1 mol of ethylene oxide was then metered in at 105 ° C. and the reaction started. The remaining ethylene oxide was then metered in to a total amount of 440 g. The dosing time was 1.1 hours, the maximum pressure was 4.1 bar absolute. The product was worked up by vacuum distillation. The catalyst was depleted by centrifugation and the polyol separated from the sediment by decanting.
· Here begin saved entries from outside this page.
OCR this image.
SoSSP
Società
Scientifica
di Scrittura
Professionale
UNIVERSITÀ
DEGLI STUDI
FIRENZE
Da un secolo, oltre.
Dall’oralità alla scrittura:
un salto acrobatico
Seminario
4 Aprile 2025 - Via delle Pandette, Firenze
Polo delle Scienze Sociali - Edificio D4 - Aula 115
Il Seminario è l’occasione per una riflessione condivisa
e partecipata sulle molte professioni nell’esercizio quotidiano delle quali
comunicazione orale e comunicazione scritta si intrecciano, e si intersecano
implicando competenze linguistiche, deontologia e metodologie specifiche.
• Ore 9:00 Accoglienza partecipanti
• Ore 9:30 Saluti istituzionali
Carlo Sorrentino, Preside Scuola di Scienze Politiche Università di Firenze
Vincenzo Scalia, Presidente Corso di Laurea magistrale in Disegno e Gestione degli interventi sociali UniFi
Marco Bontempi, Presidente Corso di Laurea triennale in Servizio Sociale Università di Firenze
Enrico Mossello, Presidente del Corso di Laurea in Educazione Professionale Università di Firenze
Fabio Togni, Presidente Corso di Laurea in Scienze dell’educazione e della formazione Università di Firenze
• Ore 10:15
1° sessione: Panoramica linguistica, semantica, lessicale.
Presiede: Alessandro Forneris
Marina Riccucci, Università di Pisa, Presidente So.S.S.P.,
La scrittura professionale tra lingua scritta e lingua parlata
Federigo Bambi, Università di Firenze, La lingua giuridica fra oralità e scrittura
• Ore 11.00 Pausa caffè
The catalyst residue (the sediment) was not further treated.

The resulting polyether alcohol had the following characteristics:

Hydroxyl number: 127 mg KOH / g

Viscosity at 25 ° C: 146 mPas; (determined with a capillary viscometer according to Ubbelohde)

Zn / Co content in the polyol after filtration: 112 / 46.6 ppm Zn / Co content in the polyol after centrifugation: <1/1 ppm Example 5

The synthesis was carried out in a cleaned and dried 1 l stirred autoclave. 200 g of polypropylene glycol with a molecular weight of 400 g / mol were added to the stirred tank and intimately mixed with the catalyst residue from Example 4. The kettle contents were rendered inert with nitrogen and treated in vacuo at 135 ° C. for 1 h.

1 mol of propylene oxide was then metered in at 130 ° C. and the reaction started. The remaining propylene oxide was then metered in to a total amount of 800 g. The dosing time was 1.8 hours, the maximum pressure was 4.2 bar absolute. The product was worked up by vacuum distillation and centrifugation.

The resulting polyether alcohol had the following characteristics:

Hydroxyl number: 53 mg KOH / g viscosity at 25 ° C: 655 mPa (determined with a capillary viscometer according to Ubbelohde) Zn / Co content: 9.5 / 5 ppm.

Claims

claims

1. Process for working up polyether alcohols which can be prepared by catalytic addition of alkylene oxides

H-functional starter substances, characterized in that at least one multimetal cyanide compound is used as the catalyst and the catalyst is removed from the polyether alcohol by sedimentation after the addition of the alkylene oxides.

2. The method according to claim 1, characterized in that the catalyst is not chemically changed after the addition of the alkylene oxides.

A method according to claim 1, characterized in that the sedimentation is a centrifugation.

4. The method according to claim 1, characterized in that the separated catalyst can be used again as a catalyst for the addition of alkylene oxides to H-functional starter substances.

5. The method according to claim 1, characterized in that the catalyst is crystalline and has a monoclinic crystal system.

6. The method according to claim 1, characterized in that the catalyst was prepared by reacting a metal salt with a hexcyanometalic acid in the presence of a surfactant.